Recently, providers interested in clinical integration have been forming accountable care organizations, some of which include Medicare as a payer and have contracts under the reform law's Medicare shared-savings program.
ACOs certified by Medicare get a legal head start over other forms of integration, because they are presumed to be legitimate and therefore can proceed directly to the last stage of legal analysis—the one that the Norman PHO just passed—which is a “rule of reason” investigation that attempts to determine whether “pro-competitive benefits” outweigh the risks of anti-competitive effects.
Michael Murphy, president and CEO of the Iowa Health System's accountable care organization, based in Des Moines, said the concepts of coordinated, accountable care embodied in the healthcare reform law are giving healthcare providers from independent organizations more ability to create the strong, centralized governance models that are needed in such an organization, regardless of whether it's a PHO, IPA, ACO or any other abbreviation.

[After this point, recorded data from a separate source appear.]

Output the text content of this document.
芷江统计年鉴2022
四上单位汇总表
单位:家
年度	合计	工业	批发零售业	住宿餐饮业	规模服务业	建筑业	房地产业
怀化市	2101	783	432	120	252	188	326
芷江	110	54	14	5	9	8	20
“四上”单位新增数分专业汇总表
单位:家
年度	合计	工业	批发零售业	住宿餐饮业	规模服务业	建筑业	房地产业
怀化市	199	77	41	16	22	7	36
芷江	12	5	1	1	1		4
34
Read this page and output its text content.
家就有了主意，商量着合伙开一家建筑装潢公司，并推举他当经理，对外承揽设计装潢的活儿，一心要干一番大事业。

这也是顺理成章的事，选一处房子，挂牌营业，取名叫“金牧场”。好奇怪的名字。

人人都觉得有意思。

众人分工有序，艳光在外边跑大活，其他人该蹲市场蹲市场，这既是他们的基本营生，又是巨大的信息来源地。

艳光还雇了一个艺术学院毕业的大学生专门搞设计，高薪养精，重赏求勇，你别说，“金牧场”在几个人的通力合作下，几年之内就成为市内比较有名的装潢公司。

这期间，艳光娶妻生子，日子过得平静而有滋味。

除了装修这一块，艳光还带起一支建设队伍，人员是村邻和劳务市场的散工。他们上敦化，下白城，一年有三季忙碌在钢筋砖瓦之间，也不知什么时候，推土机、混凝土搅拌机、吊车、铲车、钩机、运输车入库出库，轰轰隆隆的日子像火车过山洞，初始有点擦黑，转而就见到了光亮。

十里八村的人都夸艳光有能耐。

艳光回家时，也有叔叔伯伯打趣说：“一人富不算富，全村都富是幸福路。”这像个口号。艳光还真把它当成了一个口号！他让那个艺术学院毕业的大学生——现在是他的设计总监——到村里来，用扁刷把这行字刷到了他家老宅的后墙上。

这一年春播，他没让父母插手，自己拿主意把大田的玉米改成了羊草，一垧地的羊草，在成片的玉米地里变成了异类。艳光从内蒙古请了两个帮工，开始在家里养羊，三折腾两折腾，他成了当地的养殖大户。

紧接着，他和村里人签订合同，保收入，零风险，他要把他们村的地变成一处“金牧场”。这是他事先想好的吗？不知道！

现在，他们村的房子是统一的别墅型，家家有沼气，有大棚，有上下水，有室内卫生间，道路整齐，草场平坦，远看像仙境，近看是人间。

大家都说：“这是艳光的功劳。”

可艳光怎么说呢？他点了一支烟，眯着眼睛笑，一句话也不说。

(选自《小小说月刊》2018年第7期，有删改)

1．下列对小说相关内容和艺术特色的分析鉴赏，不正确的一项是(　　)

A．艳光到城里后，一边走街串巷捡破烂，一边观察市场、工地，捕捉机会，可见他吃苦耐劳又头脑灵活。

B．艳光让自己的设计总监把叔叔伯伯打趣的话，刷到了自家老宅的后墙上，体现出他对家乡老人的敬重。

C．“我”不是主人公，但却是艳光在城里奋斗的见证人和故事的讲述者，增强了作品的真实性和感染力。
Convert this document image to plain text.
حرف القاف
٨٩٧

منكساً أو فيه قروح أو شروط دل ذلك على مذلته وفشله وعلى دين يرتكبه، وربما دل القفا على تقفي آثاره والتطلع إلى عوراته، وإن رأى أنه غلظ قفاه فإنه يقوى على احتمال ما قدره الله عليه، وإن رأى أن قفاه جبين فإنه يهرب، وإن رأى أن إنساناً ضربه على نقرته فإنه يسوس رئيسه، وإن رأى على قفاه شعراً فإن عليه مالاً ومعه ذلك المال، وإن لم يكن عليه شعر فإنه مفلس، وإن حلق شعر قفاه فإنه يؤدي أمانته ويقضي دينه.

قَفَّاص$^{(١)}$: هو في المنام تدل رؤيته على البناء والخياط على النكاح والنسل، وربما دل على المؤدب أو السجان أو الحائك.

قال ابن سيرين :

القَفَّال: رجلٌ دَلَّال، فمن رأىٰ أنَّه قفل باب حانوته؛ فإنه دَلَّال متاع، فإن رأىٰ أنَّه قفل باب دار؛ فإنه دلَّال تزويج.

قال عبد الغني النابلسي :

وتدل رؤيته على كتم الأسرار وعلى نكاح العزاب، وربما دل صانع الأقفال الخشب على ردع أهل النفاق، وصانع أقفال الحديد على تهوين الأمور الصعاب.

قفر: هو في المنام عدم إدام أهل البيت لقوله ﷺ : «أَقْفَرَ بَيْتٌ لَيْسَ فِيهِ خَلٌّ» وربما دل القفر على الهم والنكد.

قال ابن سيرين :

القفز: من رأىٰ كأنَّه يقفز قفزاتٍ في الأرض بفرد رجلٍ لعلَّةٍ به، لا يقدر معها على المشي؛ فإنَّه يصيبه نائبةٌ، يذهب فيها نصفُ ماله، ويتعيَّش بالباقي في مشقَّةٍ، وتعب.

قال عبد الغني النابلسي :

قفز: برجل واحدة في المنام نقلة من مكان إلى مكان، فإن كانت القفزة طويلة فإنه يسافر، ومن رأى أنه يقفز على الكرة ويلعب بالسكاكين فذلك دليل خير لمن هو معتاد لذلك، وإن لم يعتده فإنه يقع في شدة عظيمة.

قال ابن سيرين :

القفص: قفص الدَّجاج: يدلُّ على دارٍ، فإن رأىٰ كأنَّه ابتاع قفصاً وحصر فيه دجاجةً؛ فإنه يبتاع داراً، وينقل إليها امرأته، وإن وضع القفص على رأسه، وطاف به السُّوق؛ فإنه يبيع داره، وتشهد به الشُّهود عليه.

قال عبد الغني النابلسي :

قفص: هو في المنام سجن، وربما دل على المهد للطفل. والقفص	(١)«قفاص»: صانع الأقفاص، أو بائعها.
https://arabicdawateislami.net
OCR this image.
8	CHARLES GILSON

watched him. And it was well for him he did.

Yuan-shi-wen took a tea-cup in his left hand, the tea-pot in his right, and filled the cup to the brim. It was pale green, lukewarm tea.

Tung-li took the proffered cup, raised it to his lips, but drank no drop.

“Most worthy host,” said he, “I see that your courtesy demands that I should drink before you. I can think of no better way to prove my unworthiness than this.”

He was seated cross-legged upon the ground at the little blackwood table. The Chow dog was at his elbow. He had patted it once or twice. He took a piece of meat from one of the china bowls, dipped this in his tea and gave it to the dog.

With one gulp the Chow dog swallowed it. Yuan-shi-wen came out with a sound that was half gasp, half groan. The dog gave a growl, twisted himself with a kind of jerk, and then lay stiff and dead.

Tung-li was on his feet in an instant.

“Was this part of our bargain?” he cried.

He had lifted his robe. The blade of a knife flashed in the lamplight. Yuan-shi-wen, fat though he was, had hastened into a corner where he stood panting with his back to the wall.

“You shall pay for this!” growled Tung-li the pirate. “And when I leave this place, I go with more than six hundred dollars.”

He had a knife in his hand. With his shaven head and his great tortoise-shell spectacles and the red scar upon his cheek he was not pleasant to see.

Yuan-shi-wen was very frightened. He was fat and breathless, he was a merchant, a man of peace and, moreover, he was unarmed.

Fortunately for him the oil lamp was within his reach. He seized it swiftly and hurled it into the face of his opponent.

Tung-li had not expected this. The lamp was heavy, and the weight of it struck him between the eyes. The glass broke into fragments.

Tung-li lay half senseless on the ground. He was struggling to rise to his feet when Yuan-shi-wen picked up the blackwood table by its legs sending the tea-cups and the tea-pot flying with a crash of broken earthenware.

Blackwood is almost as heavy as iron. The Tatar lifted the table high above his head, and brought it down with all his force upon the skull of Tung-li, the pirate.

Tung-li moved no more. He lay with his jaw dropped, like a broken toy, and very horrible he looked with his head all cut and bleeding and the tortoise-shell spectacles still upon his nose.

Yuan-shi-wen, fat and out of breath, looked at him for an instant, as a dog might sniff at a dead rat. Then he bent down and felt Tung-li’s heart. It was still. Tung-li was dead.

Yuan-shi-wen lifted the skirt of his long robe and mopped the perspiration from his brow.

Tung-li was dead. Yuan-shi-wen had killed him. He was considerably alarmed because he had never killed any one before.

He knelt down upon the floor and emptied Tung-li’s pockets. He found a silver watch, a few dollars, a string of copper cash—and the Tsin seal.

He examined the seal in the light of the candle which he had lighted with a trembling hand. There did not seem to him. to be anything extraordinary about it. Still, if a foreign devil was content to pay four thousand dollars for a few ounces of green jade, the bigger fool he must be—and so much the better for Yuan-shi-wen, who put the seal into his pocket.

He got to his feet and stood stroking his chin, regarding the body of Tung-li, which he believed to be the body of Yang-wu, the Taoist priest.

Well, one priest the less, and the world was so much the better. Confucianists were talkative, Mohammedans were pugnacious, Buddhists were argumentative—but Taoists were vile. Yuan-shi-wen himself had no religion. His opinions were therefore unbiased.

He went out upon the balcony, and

“Yes, there are hurdles, and there are things that you need to do. But we have gone a long way to taking down the barriers, as you see with the FTC ruling” on the Norman PHO, Murphy said. “I don't believe we need to own the continuum of care in order to do this work. What we need to do is bring together sites of care under a common governance model.”
Murphy predicted that with the right governance model in place, organizations like the Norman PHO will start using their combined patient data to pinpoint the complex and costly 5% of patients in the community who are the drivers for much of healthcare cost growth—the same as an ACO would do.
With Norman, the FTC decided that the pro-competitive benefits of improved patient care and lower cost would flow from the proposed new network's guarantees to share patient treatment and quality data among the unaffiliated doctors.
The arrangement would help prevent duplicative tests and hospitalizations and use transparency to encourage doctors to comply with common standards, all on a uniform health IT system.
The network also is developing its own clinical practice guidelines on 50 common diseases and will audit providers on their care, counsel outliers, and potentially even boot noncompliant doctors from the network. The results of the audits will be available to the network and to insurers.
Perhaps most crucially, attorneys said, is that any doctor can choose to pull out of the network if he or she doesn't like the contract rates and attempt to negotiate their own prices with insurers. The PHO will not use its purchasing power to prohibit insurers from working with doctors outside the network.
Gary Clinton, executive director of the Norman PHO, said he thinks insurance companies will be interested because it gives them the chance to negotiate a uniform contract for as many as 280 disparate doctors in a single network. “If it works for us, they've got a ready-made network right there,” he said. “If it doesn't, they can go back to each individual physician and get what they want, one at a time.
“The reason we did this is because we think we can hold down costs and provide better care, and we think we can prove it. And if there are some profits in there, all the better, but that's not the reason we're doing it.”
A spokeswoman for the state's largest insurer, Blue Cross and Blue Shield of Oklahoma, did not comment on the FTC's approval of the new network.
Andy Bachrodt, managing partner of the healthcare group at consulting firm Kurt Salmon, said clinically integrated PHOs like Norman's may appeal to insurers that have been skeptical in the past about a governance model that some have seen as way to drive up physicians' rates.
And he saw the FTC's decision to let the Norman PHO move forward and implement its proposal as a sign that it wants to encourage the development of such organizations.
“I think the FTC has clearly declared that the community benefit of improving quality and lowering cost can supersede what might otherwise be construed as an anti-competitive series of activities, like being able to contract together,” Bachrodt said.